Green Haven, Connecticut’s first co-housing community, recently optioned 31 acres of land in Bethany on the site of an old dairy farm. After town inspection for zoning and sewer drainage, the group can purchase the land.
Jack Nork, member of Green Haven, currently lives in Bethany. He said the group will preserve the country character of Bethany and following the town’s conservation plan. The land is located off of Route 63, near the Woodbridge Line.
“Bethany is a beautiful, rural community,” said Nork.
But why co-housing? Everyone had their own reasons for wanting to live in this type of intentional community, with separate homes but shared buildings for cooking, guest rooms, offices, craft spaces, and outdoor areas for gardening, farming, and animals.
“Suburban life has evolved into one of isolation,” Nork said, with no neighbor interaction.
Green Haven is looking to reverse that, a sentiment echoed by another longtime member, Dick Margulis. He said that he’s always had a problem with suburban development and the ailienation he feels it causes.
“I just wanted community,” Margulis said, who currently lives in Westville.
For All Ages
This community aims to be multi-generational, with young professionals, families, and retirees. Amy Romano of Milford has been a member of Green Haven for almost a year, along with her husband and their children.
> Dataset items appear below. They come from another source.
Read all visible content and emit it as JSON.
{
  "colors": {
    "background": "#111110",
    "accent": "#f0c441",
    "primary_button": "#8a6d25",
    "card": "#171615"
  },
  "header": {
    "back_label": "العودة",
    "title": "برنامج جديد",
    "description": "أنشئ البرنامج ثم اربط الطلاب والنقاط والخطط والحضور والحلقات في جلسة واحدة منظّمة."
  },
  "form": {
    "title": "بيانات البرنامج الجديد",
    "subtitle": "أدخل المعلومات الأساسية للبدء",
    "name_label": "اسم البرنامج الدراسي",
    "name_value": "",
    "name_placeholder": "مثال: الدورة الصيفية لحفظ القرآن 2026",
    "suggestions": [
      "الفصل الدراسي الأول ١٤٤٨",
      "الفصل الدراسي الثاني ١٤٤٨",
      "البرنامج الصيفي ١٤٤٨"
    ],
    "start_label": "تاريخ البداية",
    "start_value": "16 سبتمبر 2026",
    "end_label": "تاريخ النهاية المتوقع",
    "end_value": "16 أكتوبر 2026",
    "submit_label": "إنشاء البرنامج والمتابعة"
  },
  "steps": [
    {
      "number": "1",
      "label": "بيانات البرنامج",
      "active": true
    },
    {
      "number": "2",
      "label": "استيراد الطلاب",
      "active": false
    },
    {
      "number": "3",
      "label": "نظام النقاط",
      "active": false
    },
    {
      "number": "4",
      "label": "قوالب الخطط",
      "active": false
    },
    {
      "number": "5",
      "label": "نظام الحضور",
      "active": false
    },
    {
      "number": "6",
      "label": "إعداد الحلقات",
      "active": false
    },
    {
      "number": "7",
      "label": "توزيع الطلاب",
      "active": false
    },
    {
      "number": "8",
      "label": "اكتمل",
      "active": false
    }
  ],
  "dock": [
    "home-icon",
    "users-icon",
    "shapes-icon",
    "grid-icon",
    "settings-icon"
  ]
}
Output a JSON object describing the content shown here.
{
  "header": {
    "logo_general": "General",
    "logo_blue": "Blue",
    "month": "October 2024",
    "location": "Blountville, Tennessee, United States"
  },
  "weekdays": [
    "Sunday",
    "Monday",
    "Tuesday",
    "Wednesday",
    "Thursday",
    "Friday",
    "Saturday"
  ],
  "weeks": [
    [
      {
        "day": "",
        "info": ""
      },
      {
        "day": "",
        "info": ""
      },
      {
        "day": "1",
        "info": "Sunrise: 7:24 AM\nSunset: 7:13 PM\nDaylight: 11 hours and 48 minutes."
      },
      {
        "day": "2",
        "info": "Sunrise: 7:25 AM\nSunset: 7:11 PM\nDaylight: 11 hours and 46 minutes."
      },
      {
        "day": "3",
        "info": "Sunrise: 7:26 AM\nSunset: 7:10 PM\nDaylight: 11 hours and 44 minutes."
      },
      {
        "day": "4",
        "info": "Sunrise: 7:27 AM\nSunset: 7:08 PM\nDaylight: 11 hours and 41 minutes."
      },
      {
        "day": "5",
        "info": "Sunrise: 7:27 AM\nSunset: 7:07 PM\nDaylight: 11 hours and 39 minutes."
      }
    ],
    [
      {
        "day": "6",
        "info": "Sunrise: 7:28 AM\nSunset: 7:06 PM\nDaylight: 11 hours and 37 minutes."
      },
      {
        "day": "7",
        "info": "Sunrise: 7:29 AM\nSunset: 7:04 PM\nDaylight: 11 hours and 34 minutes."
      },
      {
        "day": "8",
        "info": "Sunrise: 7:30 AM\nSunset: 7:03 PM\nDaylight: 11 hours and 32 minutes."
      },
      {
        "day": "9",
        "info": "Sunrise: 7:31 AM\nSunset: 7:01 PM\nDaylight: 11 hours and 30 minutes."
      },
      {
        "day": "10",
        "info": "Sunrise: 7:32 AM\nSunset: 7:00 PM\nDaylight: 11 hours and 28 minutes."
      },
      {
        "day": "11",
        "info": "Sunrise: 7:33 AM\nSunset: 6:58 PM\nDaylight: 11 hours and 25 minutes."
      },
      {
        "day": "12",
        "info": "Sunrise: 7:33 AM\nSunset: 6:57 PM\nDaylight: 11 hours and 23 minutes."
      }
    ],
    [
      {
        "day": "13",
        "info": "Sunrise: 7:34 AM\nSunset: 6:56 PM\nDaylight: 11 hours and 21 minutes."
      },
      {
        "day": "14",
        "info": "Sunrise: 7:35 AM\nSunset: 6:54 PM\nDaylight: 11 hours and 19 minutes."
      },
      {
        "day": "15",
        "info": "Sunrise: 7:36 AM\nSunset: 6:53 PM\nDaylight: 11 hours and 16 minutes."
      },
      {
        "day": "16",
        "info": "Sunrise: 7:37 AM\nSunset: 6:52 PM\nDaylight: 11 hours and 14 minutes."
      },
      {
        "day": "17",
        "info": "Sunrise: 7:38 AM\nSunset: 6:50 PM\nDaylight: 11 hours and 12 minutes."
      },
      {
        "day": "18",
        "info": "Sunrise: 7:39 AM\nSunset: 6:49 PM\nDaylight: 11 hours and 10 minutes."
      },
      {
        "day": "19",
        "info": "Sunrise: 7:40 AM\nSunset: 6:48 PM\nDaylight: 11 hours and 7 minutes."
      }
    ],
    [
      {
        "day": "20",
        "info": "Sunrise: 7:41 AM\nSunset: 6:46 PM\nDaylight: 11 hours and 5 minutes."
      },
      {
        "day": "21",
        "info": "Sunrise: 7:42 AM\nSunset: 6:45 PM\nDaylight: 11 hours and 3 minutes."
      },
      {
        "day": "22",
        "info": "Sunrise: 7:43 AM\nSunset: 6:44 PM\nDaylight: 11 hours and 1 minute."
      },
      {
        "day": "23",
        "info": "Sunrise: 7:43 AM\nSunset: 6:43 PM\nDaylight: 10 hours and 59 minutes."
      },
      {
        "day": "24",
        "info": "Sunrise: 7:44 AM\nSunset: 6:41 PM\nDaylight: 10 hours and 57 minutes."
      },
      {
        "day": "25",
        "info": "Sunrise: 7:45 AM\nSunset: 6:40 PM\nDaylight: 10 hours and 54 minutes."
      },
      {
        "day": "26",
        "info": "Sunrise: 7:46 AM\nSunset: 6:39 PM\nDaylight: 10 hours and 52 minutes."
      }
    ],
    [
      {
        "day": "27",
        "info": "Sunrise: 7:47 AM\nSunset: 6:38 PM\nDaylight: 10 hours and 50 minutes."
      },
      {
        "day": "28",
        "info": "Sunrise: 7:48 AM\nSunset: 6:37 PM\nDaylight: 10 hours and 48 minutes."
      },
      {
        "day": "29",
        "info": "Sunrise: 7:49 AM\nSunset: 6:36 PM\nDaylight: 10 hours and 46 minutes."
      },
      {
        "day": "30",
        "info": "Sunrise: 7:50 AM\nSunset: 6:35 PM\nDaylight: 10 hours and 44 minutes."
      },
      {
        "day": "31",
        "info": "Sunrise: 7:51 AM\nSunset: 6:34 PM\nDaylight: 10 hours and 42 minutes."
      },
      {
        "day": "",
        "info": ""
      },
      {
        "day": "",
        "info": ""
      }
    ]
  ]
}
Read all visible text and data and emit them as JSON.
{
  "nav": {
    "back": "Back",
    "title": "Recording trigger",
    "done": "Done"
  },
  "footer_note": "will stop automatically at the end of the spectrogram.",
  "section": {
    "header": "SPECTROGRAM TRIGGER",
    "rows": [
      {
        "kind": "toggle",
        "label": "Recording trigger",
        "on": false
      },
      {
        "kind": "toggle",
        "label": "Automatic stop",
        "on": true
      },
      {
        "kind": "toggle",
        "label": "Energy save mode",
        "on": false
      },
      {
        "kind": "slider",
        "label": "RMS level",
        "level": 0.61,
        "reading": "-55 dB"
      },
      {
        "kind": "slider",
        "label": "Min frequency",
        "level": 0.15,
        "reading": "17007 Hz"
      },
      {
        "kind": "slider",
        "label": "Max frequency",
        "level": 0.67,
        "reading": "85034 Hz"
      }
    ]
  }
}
“We love where we live, but we don’t feel a connection to the neighborhood,” said Romano. She also said that she’d rather have her children immersed in learning about community and co-existence.
When prompted by Romano, her mother, eight-year-old Lucy O’Brien responded that her favorite thing to build with Legos is Green Haven.
The real Green Haven won’t be made of Legos. In fact, the members are paying very close attention to what building materials will be used, including locally sourced wood. They will also incorporate alternative energy sources, like geothermal, into the design.
Centerbrook Architects and Planners, which designed Kroon Hall, Yale’s School of Forestry and Environmental Studies building, are on board to design Green Haven’s structures. The group is aiming for 25 to 35 modest size homes. About 12 families are committed to moving onto the property.
Marie Pulito and her partner plan to bring their menagerie of alpacas, chickens, ducks, and cats. Like other group members, for Pulito sustainability is key.
“Own less, share more,” she said, summing up the group’s mission.
Instead of an outside developer, Green Haven members are the developers. They own a for-profit company, which does not take a profit, for the purpose of investing and raising money to build their home.
“It’s a way of being able to design your home and to enjoy community without a lot of money,” said Joanna Heller, a member from Cos Cob, N.Y.
“The canvas is clean now,” Nork said. “We can design it from the ground up.”
While treading lightly on that ground.
Correction: Dick Margulis' name was originally spelled incorrectly. Also, he was referring to the ailienation he feels of some communities. Not the ailiementation, which means support or nourishment.